The crumpets are ready now, piled on a plate by the fire to keep warm. Two each, and one left over. Paul and Sally have already eaten theirs and licked the butter off their fingers with cat-like neatness. Bridget’s voice badgers her gently: ‘Mum, do you want more tea, M
um?’
‘Lovely,’ she answers, without stirring from her own thoughts, and takes the minuscule cup with its dregs of cold tea.
‘Mum, you’re not drinking it.’
‘Yes, I am. Give Dad a cup too.’
Paul looks up from his pile of Railway Magazines. ‘It says here, Dad, that derailments, broken rails, earth slips and engine failures are the most common mishaps that close the line. Do you think that the ten-thirty-six was diverted because of an earth slip?’
He can see it in his mind, Lily knows. The drama of it: the train panting to a stop; the piled, quivering earth. She remembers reading The Railway Children aloud to them.

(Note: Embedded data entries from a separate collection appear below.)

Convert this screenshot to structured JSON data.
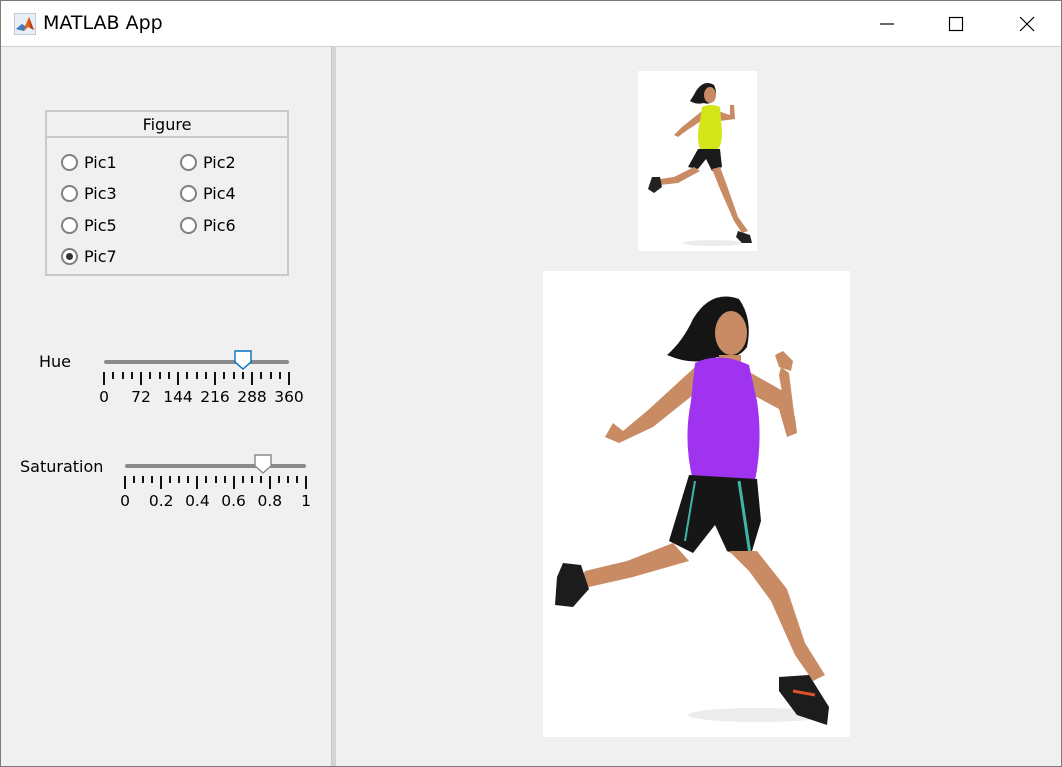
{
  "window": {
    "title": "MATLAB App"
  },
  "colors": {
    "accent": "#0072bd",
    "hue_shirt_small": "#d4e51a",
    "hue_shirt_large": "#a033f0"
  },
  "figure_group": {
    "title": "Figure",
    "options": [
      {
        "label": "Pic1",
        "selected": false
      },
      {
        "label": "Pic2",
        "selected": false
      },
      {
        "label": "Pic3",
        "selected": false
      },
      {
        "label": "Pic4",
        "selected": false
      },
      {
        "label": "Pic5",
        "selected": false
      },
      {
        "label": "Pic6",
        "selected": false
      },
      {
        "label": "Pic7",
        "selected": true
      }
    ]
  },
  "hue_slider": {
    "label": "Hue",
    "value": 270,
    "min": 0,
    "max": 360,
    "tick_labels": [
      "0",
      "72",
      "144",
      "216",
      "288",
      "360"
    ]
  },
  "saturation_slider": {
    "label": "Saturation",
    "value": 0.76,
    "min": 0,
    "max": 1,
    "tick_labels": [
      "0",
      "0.2",
      "0.4",
      "0.6",
      "0.8",
      "1"
    ]
  },
  "images": {
    "original": {
      "icon": "runner-photo-original"
    },
    "processed": {
      "icon": "runner-photo-processed"
    }
  }
}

‘I should think it’s more likely to have been routine maintenance. They do most of that on Sundays. Does anyone else want that last crumpet?’
‘You have it,’ says Lily.
He spreads the thinnest possible film of Gentleman’s Relish on to the crumpet, and bites into it. How young he looks, suddenly. Eager, and almost happy. He can’t have looked for the briefcase, or he’d have seen it was gone, and asked her about it. It can’t have been anything serious, not really. She won’t think about it any more. It is Sunday afternoon, and their door is closed on the world. Simon bites into his toast, and smiles at her. She’d never heard of Gentleman’s Relish until she met Simon. Those Callingtons. His mother and father and his brothers, all so full of themselves, knowing what is right. ‘It was a bit off,’ they’d say of someone’s conduct, and everybody was supposed to nod. None of them has Simon’s yellow-brown eyes.
‘What colour are your eyes?’ she asked him, not long after they first met.
‘Hazel,’ he said, but the word was too soft for their jewel-like brightness. They are not easy to look into. Bridget has exactly those eyes.